Steve Cecil gave the major presentation of the night, offering attendees five different preliminary designs, three for the Central Street garage and two for the larger Park Street garage.

Cecil, who lauded the idea of two garages, said there was “great wisdom” in splitting up the parking.

The proposed Central Street garage could hold between 110 and 140 cars, while the Park Street garage could hold 240 to 250, Cecil said, for a possible total of 350 to 390 spaces.

In proposing the designs, which focused on aesthetics, safety, security and environmental engineering, Cecil said the town should keep its standard high.

“Our job is to envision what could be and set our standards to those expectations,” Cecil said.

Of the three Central Street garage proposals, one would include a possible entrance off Main Street. The only problem with that scenario, said Cecil, could be that the sight-lines for oncoming traffic might not be long enough to be safe. “That is something that the highway engineers would have to work out,” he said.

The other two scenarios both included entrances from Central Street. All three garages would “connect with the downtown area” and allow shoppers to park their cars and walk to Main Street businesses.

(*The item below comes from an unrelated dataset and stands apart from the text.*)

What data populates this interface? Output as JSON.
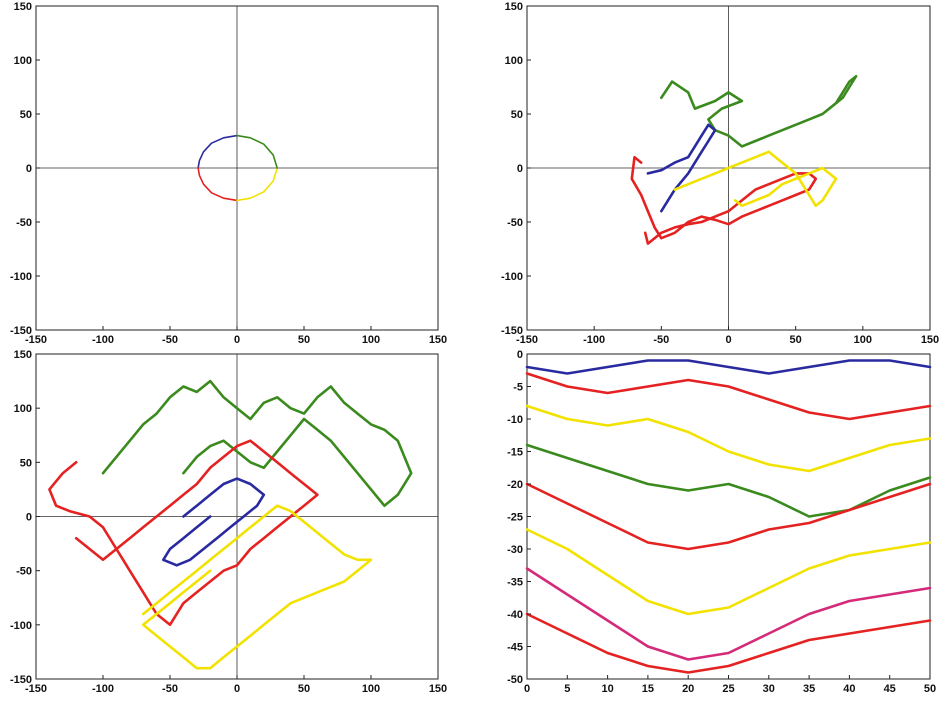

The proposed garages would all create “some landscaping opportunities,” and open space, Cecil said, with “perhaps a statue, memorial or sculpture something like that.”

Of the three Central Street scenarios, the first was “efficient and simple,” he said, the second “very efficient but maybe not possible” and the third was the “most expensive, but with fewer spaces.”

The second proposed garage, on Park Street, would be “much, much more that a parking facility,” the designer said, in part due to its connection to the Rail Trail.

The garages will be paid for with $3.15 million from the federal government and $2 million from the state.

The idea for the garage first began in 1995 and was really put into focus when U.S. Rep. Martin Meehan pushed through federal funding in 2004. For the next few years, various groups, including the Downtown Parking Task Force, brought the idea closer to fruition until the idea was submitted to, and passed by the Board of Selectman and town meeting.